Oefening 1: Tegenwoordige tijd in declaratieve zinnen
2. Hún *fara* í skóla. (Gebruik hier de correcte vorm van ‘fara’ in de tegenwoordige tijd voor ‘zij’.)
3. Við *borðum* mat. (Vul de juiste vorm van ‘borða’ in de tegenwoordige tijd voor ‘wij’.)
4. Þú *talar* íslensku. (Gebruik de juiste tegenwoordige tijd van ’tala’ voor ‘jij’.)
5. Þeir *skrifa* bréf. (Vul de correcte vorm van ‘skrifa’ in de tegenwoordige tijd voor ‘zij’ (mannelijk).)
6. Hún *horfir* á sjónvarpið. (Gebruik hier de juiste tegenwoordige tijd van ‘horfa’ voor ‘zij’.)

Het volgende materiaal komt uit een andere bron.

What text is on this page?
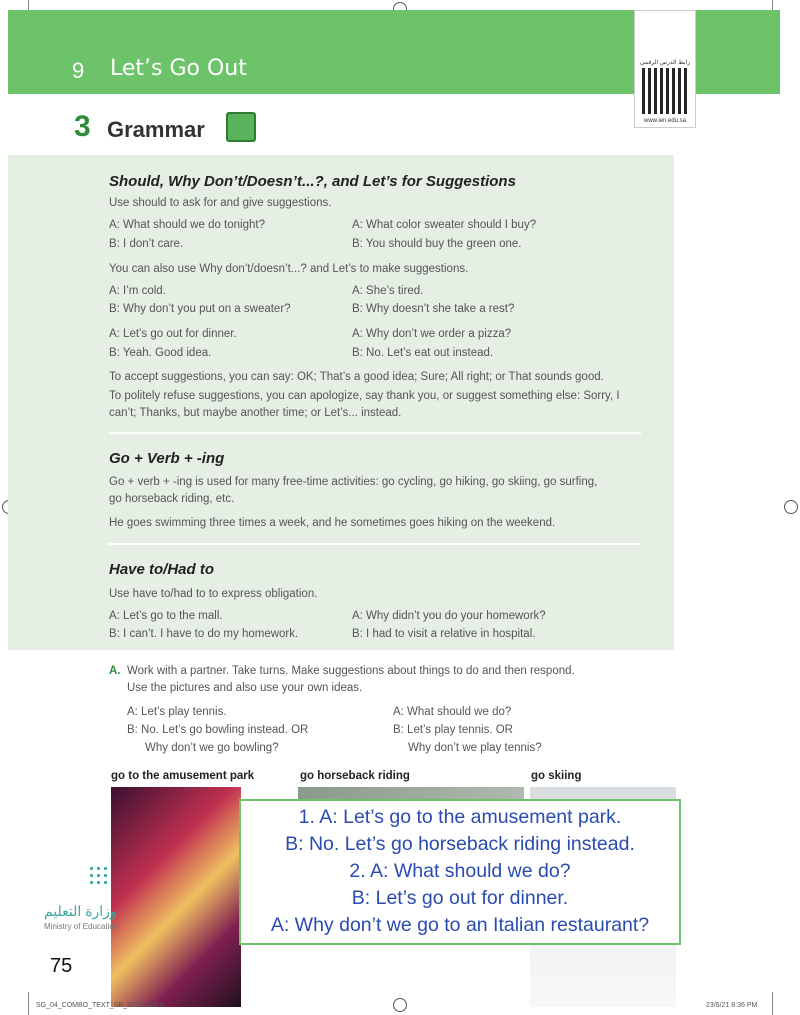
9 Let’s Go Out	رابط الدرس الرقمي
www.ien.edu.sa
3 Grammar
Should, Why Don’t/Doesn’t...?, and Let’s for Suggestions
Use should to ask for and give suggestions.
A: What should we do tonight?
B: I don’t care.
A: What color sweater should I buy?
B: You should buy the green one.
You can also use Why don’t/doesn’t...? and Let’s to make suggestions.
A: I’m cold.
B: Why don’t you put on a sweater?
A: She’s tired.
B: Why doesn’t she take a rest?
A: Let’s go out for dinner.
B: Yeah. Good idea.
A: Why don’t we order a pizza?
B: No. Let’s eat out instead.
To accept suggestions, you can say: OK; That’s a good idea; Sure; All right; or That sounds good.
To politely refuse suggestions, you can apologize, say thank you, or suggest something else: Sorry, I
can’t; Thanks, but maybe another time; or Let’s... instead.
Go + Verb + -ing
Go + verb + -ing is used for many free-time activities: go cycling, go hiking, go skiing, go surfing,
go horseback riding, etc.
He goes swimming three times a week, and he sometimes goes hiking on the weekend.
Have to/Had to
Use have to/had to to express obligation.
A: Let’s go to the mall.
B: I can’t. I have to do my homework.
A: Why didn’t you do your homework?
B: I had to visit a relative in hospital.
A. Work with a partner. Take turns. Make suggestions about things to do and then respond.
Use the pictures and also use your own ideas.
A: Let’s play tennis.
B: No. Let’s go bowling instead. OR
Why don’t we go bowling?
A: What should we do?
B: Let’s play tennis. OR
Why don’t we play tennis?
go to the amusement park	go horseback riding	go skiing
1. A: Let’s go to the amusement park.
B: No. Let’s go horseback riding instead.
2. A: What should we do?
B: Let’s go out for dinner.
A: Why don’t we go to an Italian restaurant?
وزارة التعليم
Ministry of Education
75
SG_04_COMBO_TEXT_SB_2021.indd 4	23/6/21 8:36 PM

7. Ég *fer* á vinnu. (Vul de correcte vorm van ‘fara’ in de tegenwoordige tijd voor ‘ik’.)
8. Þú *heyrir* tónlist. (Gebruik de juiste vorm van ‘heyra’ in de tegenwoordige tijd voor ‘jij’.)
9. Hann *drekka* vatn. (Vul de correcte tegenwoordige tijd van ‘drekka’ in voor ‘hij’.)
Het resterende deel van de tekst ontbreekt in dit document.